Unfortunately even the market of earth facing instruments is tough--there's basically no market for things that point away from earth that's not pure science*** All the money there pretty much comes from a combination of national pride and sciencey-type grants. (***There's defense stuff that points from ~LEO out to GEO, but that's a whole different subject...) There's been a gazillion attempts at commercializing earth facing imaging over the past 10-15 years or so, but very few folks have actually been successful...major exceptions (Maxar/Digital Globe, for example) are significantly anchored by defense.
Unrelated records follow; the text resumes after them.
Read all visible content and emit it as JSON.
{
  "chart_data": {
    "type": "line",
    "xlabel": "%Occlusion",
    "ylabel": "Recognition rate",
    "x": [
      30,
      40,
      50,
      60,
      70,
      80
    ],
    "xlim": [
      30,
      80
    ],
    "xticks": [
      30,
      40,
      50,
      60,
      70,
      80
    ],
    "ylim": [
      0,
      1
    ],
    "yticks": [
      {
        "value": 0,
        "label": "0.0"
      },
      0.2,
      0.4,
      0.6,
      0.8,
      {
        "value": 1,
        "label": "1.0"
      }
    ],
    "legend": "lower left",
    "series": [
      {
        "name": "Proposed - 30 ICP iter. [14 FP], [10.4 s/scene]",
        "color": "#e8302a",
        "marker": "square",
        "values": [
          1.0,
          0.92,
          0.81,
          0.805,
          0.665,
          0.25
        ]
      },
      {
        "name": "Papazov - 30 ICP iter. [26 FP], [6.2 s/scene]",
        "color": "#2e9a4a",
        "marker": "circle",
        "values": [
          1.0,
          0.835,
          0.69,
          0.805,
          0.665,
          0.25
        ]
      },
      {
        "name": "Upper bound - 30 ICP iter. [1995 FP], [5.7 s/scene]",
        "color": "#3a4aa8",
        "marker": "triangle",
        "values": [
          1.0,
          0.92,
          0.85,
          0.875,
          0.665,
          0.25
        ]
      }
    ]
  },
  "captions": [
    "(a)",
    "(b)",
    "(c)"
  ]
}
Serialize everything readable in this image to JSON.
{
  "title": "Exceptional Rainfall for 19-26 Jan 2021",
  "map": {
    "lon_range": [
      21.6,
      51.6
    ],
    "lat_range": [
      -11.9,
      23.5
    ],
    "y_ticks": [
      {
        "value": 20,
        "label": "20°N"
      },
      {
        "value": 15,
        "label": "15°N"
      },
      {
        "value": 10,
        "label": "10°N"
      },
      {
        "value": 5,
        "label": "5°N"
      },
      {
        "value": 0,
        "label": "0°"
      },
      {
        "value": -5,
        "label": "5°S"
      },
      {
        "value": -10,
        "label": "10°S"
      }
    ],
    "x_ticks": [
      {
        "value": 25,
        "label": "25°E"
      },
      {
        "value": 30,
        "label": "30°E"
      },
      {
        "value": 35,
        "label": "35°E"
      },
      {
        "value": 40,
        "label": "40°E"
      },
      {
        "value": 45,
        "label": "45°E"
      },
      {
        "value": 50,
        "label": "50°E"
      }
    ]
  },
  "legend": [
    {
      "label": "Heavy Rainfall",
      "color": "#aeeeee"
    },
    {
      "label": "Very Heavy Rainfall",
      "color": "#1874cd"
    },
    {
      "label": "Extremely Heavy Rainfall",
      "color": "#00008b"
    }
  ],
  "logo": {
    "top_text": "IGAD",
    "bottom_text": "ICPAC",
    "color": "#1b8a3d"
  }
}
FWIW, similar to what I think you intended in the quote above, one of the early business pillars of Skybox was enabling users to directly task and receive imaging data, to the point of users being able to host 'light' versions of a ground station on site for literal direct tasking and data downlink. Skybox dropped the idea because there was so little interest--time has shown that most customers interested in 'information from space instruments' (visible light imaging and beyond) are actually much more interested in paying for processed outputs rather than raw data.

All of that gets infinitely worse when the apertures are pointed away from earth, because the things that get put in space for those applications need to be so exquisite that they end up being massively expensive and, again, there's really no commercialized money on the demand side. Slapping some low cost instruments on a bunch of starlink sats, for instance, isn't a practical solution. (It's the equivalent of Planet's ~3-5m resolution cubesat constellation vs a sub-meter provider). Making a dedicated SX-based constellation that would actually return better-than-existing science would require modification of existing satellite concepts to higher precision and reliability (= $$$), and again, there's no money there.


Not actually related, and mostly self deprecating SPAM, a number of years ago a partner and I tried to startup an aggregation service that would basically abstract/broker a customer image request from a satellite imaging company. The thesis was that 1) a customer doesn't really care where an image actually comes from, and 2) the product coming out of any one entity in the fledgling low-cost imaging space wasn't really enough to sustain exclusive customer-supplier relationships. So...our model was basically to provide a aggregated 'menu' (of sorts) from the dozens of image providers based on things like resolution, timeliness, image geometry, etc, then we also had aspiration to open up access to consumer level customers. TLDR: It failed miserably, partly because we were shitty business people, but mostly because (as noted above) most reliable customers actually don't care about the actual "picture".